Lubin beliefert noch Kaiserin Joséphine, den englischen König George IV und den russischen Zaren Alexander I., erreicht aber auch schon das neue wohlhabende Bürgertum. Vor allem in Amerika. Mit der Expansion des Hauses nach New York feiert Lubin seinen größten Erfolg. 1873 wird in Cannes die erste moderne Parfümfabrik gegründet, 1900 eine zweite in dem Pariser Vorort Courbevoie. Damit der ist Weg frei für die industrielle Produktion von Rosendüften. Noch immer stammt ein Teil der Rosenblüten aus Grasse, die meisten aber kommen heute aus Bulgarien, Marokko oder der Türkei.
Meine schönsten Rosendüfte sind »Rose Noir« von BYREDO, »Rose Gipsy« von DIOR und »Rose 31« vom New Yorker Label LE LABO, das noch ausschließlich handgepflückte Rosenblütenblätter aus Grasse verwendet.
Der Juni ist – neben dem November – mein Lieblingsmonat. Er ist so heiter und flüchtig im raschen Wechsel von Sonne und Wolken. Er ist so jung und schwerelos wie ein Falter, der zwischen den Blüten segelt. Er ist so lau und leicht wie die weißen Fäden des Löwenzahn, die der Wind vor sich herbläst und die im Lufthauch verwehen. Ein wetterwendisches Glück. Menschen und Juniwind ändern sich geschwind, heißt ein alter Spruch.
Im Juni beginnt das Grün zu dunkeln, und in seiner Tiefe wohnen namenlose Glücksgeister. Das Schönwetterlicht wirft freundliche Schatten, die Schwalben stürzen kopfüber von einem hellen Himmel. An meinem rostigen Zaun schlängeln sich die Wicken in Purpur und Rosarot, auf den Beeten blühen Hibiscus und Malven – nur den Rittersporn haben die Schnecken gefressen.

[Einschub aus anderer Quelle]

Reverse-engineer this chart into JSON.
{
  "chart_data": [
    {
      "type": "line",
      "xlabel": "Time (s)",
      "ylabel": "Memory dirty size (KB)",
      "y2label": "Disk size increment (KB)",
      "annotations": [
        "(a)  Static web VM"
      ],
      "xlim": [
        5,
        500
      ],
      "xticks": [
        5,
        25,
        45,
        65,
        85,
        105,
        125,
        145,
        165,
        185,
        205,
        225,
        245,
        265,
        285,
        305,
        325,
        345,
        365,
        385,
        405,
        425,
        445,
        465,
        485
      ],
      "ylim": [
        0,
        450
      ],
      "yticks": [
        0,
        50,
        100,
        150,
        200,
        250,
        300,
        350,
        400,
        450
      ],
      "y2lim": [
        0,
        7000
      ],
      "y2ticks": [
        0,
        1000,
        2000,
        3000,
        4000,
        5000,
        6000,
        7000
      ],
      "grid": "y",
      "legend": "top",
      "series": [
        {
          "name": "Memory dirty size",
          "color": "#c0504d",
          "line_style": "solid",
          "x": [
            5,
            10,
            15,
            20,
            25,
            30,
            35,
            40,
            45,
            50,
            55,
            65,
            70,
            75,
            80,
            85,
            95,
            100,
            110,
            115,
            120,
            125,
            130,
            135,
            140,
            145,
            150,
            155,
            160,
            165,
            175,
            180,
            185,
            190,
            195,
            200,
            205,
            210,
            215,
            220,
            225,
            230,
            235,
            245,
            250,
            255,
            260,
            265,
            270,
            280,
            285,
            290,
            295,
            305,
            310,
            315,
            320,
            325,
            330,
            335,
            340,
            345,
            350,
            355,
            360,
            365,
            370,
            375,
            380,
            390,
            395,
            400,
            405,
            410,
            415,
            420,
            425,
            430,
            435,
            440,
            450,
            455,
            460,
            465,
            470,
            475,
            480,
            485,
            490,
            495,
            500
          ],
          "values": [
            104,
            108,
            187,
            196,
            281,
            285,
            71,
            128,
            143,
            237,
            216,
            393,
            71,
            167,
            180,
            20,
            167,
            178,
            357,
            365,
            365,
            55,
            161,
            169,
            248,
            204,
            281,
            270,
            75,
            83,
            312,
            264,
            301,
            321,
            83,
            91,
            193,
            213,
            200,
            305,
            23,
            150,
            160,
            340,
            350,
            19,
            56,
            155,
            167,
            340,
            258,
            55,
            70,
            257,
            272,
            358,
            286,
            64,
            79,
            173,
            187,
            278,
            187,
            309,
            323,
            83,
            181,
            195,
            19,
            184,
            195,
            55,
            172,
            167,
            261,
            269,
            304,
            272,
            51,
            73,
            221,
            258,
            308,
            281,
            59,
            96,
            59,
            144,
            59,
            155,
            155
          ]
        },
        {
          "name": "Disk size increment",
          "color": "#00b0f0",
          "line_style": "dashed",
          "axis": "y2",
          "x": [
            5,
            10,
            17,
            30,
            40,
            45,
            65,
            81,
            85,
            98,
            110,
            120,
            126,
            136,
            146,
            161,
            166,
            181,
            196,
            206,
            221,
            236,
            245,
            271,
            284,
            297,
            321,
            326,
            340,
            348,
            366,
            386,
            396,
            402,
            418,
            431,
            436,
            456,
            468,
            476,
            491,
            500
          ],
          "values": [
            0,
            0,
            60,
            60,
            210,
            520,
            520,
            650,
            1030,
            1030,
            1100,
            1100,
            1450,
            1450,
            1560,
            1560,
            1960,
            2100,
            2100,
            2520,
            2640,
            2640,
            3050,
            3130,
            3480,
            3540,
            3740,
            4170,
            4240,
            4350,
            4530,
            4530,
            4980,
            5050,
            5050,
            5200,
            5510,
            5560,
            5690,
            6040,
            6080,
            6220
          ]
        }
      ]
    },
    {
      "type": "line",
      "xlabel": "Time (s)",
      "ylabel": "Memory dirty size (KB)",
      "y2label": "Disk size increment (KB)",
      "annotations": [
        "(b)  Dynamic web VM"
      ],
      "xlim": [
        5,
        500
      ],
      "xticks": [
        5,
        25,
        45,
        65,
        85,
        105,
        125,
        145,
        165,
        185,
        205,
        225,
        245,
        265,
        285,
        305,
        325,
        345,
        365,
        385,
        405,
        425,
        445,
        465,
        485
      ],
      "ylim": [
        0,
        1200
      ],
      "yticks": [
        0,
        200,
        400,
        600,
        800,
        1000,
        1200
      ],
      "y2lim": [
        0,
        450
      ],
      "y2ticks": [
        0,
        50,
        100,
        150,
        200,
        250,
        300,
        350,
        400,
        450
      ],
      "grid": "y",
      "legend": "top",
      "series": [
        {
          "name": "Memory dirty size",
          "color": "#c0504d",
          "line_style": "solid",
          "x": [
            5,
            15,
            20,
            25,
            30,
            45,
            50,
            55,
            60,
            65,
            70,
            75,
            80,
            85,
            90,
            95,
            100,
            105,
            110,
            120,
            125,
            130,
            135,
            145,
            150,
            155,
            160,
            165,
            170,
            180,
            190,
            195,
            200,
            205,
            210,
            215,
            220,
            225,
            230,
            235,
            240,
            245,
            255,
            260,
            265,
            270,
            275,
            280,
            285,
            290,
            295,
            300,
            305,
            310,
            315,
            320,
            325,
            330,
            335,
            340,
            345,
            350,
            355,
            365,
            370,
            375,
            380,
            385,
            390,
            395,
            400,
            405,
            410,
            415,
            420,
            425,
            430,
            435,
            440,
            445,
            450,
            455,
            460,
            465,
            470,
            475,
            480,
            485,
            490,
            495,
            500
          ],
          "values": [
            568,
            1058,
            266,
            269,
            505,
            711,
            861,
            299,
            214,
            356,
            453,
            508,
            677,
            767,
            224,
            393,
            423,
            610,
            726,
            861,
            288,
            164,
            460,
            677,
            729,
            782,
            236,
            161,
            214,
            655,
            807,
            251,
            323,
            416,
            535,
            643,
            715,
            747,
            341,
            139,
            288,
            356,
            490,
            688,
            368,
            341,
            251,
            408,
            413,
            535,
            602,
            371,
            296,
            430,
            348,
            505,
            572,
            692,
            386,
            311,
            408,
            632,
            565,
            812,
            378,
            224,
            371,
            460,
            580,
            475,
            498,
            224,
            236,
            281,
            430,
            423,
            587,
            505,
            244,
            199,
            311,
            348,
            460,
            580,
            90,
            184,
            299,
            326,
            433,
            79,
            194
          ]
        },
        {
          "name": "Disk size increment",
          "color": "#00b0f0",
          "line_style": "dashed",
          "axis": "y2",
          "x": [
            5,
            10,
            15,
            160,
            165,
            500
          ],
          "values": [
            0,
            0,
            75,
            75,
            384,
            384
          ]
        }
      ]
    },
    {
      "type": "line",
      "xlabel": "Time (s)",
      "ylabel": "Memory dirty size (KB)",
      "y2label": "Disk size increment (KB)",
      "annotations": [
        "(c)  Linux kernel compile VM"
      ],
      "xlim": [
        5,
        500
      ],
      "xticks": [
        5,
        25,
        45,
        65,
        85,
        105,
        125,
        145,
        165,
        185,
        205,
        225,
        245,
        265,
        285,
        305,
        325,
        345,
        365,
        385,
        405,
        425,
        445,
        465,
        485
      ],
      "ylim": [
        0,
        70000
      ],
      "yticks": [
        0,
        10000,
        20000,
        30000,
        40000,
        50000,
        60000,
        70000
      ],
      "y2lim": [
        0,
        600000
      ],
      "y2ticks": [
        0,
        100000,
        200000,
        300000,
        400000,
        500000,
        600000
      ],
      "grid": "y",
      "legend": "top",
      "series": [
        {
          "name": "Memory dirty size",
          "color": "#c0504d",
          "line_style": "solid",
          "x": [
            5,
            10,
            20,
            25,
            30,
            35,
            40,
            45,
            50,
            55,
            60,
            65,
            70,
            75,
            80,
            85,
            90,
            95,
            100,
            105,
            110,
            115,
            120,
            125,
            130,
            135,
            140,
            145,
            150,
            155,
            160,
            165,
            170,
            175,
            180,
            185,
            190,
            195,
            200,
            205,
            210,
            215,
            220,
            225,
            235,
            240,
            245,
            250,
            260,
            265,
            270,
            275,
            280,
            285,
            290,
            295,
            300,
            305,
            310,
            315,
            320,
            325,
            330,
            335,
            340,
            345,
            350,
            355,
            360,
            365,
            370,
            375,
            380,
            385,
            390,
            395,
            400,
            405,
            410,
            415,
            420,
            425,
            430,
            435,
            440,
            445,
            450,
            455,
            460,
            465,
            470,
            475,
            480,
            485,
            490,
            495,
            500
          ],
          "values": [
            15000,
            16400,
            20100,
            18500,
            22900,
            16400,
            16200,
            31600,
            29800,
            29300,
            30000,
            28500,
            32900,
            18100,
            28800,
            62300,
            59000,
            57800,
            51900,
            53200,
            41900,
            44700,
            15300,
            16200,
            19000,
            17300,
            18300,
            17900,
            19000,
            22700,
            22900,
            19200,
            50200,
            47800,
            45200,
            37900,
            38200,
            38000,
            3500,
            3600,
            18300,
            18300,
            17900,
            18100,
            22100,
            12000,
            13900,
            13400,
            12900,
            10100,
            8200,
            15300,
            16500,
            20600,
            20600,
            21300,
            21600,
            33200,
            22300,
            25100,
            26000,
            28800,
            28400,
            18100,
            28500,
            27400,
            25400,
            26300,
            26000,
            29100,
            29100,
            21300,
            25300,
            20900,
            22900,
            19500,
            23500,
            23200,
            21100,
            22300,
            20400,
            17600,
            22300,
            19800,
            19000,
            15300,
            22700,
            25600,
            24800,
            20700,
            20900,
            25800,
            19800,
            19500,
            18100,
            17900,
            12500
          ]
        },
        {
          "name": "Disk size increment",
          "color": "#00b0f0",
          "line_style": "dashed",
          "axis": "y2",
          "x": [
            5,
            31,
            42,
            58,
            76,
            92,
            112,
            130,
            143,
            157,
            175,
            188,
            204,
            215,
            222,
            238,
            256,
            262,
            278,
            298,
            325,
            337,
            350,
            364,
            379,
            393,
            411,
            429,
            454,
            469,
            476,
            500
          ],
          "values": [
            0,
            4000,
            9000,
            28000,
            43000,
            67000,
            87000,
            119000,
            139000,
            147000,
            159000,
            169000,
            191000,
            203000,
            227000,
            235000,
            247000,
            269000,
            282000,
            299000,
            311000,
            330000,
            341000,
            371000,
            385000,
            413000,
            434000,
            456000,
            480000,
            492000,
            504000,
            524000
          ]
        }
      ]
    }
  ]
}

Von den einheimischen Wildrosen, vor allem von der Heckenrose oder Hundsrose, kommt die Farbe Rosa: rōsic oder rōse(n)rōt. Diese Rose gehört der Liebesgöttin Freya aus der nordischen Mythologie, deren heiliger Hain von der Hundsrose umschlossen wird, die ihre hellen Blüten für ein paar kurze Juniwochen über die Hecken spannt. Das Rosige ist weiblich. In der Schönheit, der Mode und überhaupt.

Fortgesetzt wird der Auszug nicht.